A good high carb, low fibre fruit is the banana, iconic among runners for a reason!
A simple, easy way to begin eating carb loading meals is to add an extra serving of one of these foods to each meal - extra rice on the side of your dinner, or a bowl of porridge with breakfast, for example.
You may struggle to eat enough carbs to meet your exact goal on some days, but by simply trying, and by eating a lot more carbs than you usually would, you’re still storing up some extra glycogen.
Another easy way to get extra carbs between meals is a maple syrup energy gel.
While these are primarily designed for fuelling and topping up your glycogen levels mid-run, they provide a significant 24g of carbs per gel, making them an easy way to top up your carbs between meals, taking advantage of liquid carbs for that extra boost if reaching your daily goal through food alone is a challenge.

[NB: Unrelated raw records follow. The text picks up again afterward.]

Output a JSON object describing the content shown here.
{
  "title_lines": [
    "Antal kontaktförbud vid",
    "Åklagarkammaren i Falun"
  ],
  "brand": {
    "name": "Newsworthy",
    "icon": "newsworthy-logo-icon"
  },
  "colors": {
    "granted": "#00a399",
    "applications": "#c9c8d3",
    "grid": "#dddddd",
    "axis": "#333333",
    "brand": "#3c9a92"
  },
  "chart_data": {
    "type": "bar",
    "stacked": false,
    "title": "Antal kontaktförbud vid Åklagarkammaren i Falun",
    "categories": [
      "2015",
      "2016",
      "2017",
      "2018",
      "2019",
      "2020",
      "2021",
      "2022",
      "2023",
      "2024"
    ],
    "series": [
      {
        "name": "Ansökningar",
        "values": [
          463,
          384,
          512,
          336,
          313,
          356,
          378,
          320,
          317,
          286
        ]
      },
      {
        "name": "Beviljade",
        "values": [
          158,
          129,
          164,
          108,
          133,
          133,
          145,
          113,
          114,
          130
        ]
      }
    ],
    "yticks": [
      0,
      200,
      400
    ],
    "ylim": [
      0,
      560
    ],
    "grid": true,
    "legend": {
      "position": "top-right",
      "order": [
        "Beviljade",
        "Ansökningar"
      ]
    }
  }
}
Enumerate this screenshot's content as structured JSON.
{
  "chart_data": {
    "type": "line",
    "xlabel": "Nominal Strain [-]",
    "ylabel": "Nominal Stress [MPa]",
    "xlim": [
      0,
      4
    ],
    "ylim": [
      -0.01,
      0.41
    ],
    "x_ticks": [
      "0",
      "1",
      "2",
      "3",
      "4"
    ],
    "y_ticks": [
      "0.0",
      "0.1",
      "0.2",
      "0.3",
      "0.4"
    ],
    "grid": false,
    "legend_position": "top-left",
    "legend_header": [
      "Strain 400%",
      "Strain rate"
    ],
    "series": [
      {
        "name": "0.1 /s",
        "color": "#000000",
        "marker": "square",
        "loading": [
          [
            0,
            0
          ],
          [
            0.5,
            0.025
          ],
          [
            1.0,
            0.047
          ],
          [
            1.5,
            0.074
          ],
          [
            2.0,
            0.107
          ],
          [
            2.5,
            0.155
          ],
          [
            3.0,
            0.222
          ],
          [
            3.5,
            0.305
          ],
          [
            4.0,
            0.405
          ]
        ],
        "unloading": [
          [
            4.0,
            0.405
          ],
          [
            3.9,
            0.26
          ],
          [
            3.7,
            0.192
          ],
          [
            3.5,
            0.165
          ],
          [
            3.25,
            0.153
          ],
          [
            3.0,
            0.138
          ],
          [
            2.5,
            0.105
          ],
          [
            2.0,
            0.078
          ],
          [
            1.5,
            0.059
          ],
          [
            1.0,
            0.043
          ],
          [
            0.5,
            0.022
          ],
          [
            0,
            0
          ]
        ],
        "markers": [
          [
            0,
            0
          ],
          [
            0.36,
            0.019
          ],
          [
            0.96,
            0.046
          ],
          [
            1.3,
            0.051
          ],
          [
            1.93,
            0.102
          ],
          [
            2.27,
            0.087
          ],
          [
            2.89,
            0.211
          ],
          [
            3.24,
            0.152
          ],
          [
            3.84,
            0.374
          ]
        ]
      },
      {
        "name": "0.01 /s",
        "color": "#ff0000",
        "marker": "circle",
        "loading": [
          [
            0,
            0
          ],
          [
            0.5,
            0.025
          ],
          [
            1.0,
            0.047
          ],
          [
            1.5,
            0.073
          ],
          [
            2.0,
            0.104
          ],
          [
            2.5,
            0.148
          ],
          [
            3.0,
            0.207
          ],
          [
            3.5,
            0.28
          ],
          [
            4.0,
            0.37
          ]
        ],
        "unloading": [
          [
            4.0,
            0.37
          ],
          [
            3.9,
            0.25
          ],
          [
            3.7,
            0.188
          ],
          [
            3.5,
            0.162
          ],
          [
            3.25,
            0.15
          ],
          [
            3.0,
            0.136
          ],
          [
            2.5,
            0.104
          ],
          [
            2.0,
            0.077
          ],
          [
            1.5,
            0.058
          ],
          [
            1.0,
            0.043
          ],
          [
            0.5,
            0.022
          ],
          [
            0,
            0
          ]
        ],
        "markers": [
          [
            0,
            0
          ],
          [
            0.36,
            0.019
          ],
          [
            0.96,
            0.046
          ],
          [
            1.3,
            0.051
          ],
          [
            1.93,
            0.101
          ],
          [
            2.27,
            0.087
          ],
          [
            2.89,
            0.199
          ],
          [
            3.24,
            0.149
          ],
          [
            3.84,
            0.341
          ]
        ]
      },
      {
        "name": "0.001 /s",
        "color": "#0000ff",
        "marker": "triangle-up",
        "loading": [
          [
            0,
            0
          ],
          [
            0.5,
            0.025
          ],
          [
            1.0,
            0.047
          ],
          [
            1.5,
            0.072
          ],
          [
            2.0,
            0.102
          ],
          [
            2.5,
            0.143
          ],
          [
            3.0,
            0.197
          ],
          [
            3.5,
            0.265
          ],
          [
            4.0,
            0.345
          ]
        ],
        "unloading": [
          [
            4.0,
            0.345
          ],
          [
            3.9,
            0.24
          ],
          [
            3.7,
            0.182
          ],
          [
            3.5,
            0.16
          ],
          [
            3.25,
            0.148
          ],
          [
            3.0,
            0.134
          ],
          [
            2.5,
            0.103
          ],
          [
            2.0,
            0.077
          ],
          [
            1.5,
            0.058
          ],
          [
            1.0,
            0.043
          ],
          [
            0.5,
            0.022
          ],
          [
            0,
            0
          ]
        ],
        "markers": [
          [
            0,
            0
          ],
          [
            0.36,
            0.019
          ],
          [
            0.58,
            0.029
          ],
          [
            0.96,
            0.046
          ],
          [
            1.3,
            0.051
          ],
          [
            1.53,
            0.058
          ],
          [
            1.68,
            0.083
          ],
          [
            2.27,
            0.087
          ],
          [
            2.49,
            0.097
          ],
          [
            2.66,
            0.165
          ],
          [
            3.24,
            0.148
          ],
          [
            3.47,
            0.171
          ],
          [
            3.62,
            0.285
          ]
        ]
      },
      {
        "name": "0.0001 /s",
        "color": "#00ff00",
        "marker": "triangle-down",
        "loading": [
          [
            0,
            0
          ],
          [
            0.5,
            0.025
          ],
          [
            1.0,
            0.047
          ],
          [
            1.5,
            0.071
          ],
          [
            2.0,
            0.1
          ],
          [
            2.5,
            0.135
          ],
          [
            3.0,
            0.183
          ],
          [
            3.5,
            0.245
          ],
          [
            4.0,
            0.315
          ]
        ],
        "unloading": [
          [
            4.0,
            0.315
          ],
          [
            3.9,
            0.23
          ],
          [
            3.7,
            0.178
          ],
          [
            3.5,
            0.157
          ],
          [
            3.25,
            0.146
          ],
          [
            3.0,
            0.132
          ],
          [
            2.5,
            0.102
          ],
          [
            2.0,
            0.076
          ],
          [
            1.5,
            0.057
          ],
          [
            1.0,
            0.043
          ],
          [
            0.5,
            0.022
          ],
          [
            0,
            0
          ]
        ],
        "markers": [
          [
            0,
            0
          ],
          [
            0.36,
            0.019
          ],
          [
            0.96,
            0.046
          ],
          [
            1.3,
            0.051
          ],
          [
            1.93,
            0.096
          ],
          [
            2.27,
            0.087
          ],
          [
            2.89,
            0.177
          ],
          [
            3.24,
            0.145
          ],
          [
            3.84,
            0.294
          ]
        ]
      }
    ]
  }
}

Even better, you know they’ll go down well as they’re designed to be ingested during long races with no stomach discomfort.
When to Start Carb Loading
The sweet spot is typically 2–3 days before your event, especially for marathons or other long-distance runs.
Start ramping up your carb intake to about 10g of carbs per kg of body weight each day, while scaling back on training to let your muscles stockpile the extra energy.
For example, if you weigh 70kg, aim for 700g of carbs daily—think pasta, rice, and bananas, not donuts! Timing it right helps you avoid feeling bloated on race day, so plan your meals and keep it simple, ensuring you avoid any foods that are spicy or may upset your stomach like a hot curry.
So, carb loading is an important strategy, but ensure you plan this out in advance so you aren’t scouring the cupboard the day before your carb loading begins. Keep the foods you eat simple as well. Like with any nutrition strategy, never try anything new when it matters. Focus on high carb foods your body is used to, allowing you to reap the benefits on race day.